I like how Will Smith doesn’t notice the alien ship til it’s right on top of him.

Sorry; I can’t bring myself to care about any of the destruction in Los Angeles. In Washington, it’s upsetting because the aliens blow up the center of our government. In New York, they destroy a symbol of liberty and a piece of famous architecture. In LA, it’s … the Capitol Records building. Oh, please, no. Don’t destroy the big cylinder. (OK, I guess there were people in it.)  I only hope the Hollywood sign made it unscathed. I don’t know how America would ever come back from its destruction.

Is it me or does the first lady just kind of … die? It just seemed glossed over.

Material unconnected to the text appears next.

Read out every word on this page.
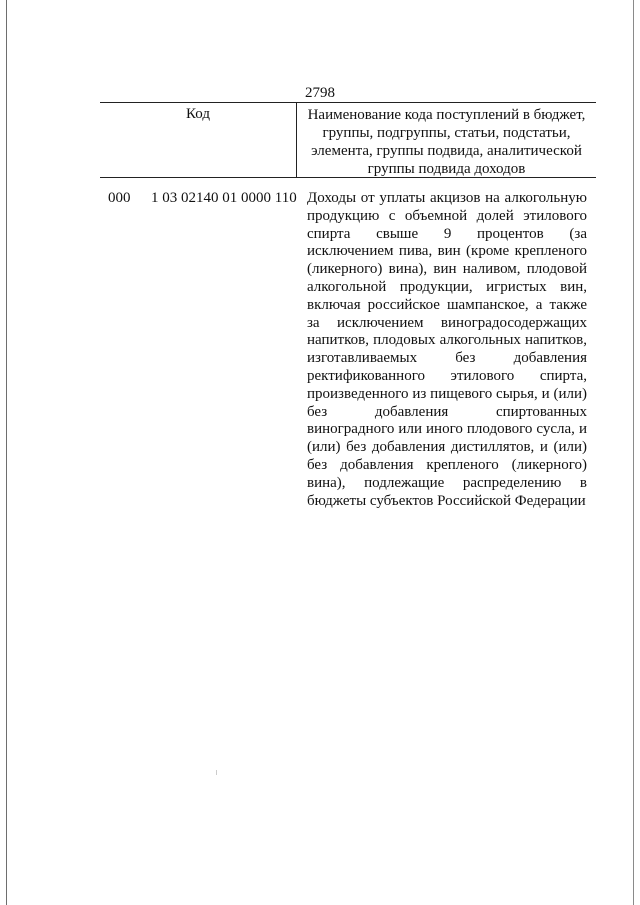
2798
Код	Наименование кода поступлений в бюджет, группы, подгруппы, статьи, подстатьи, элемента, группы подвида, аналитической группы подвида доходов
000 1 03 02140 01 0000 110 Доходы от уплаты акцизов на алкогольную продукцию с объемной долей этилового спирта свыше 9 процентов (за исключением пива, вин (кроме крепленого (ликерного) вина), вин наливом, плодовой алкогольной продукции, игристых вин, включая российское шампанское, а также за исключением виноградосодержащих напитков, плодовых алкогольных напитков, изготавливаемых без добавления ректификованного этилового спирта, произведенного из пищевого сырья, и (или) без добавления спиртованных виноградного или иного плодового сусла, и (или) без добавления дистиллятов, и (или) без добавления крепленого (ликерного) вина), подлежащие распределению в бюджеты субъектов Российской Федерации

They mention going to Defcon 3 but don’t say if they’re coming from 2 or 4 so I can’t tell if they used the system correctly. It kills me when movies mention going to Defcon 5 as wartime. People on screen should cheer it. That means everyone is holding hands and swaying and singing about buying the world a Coke.

When the president addresses the troops right before the invasion, it’s a direct reference to the movie of one of Shakespeare’s plays. I forget which but it was a history play about one of the kings. The only reason I know that is because a few months before I saw the movie, I saw the Shakespeare movie in college. We studied the staging of the scene so I remembered it and Independence Day was shot exactly the same way.

Independence Day has the most depressing happy ending in history. “Yay! We defeated the aliens at the cost of only 4 billion lives!”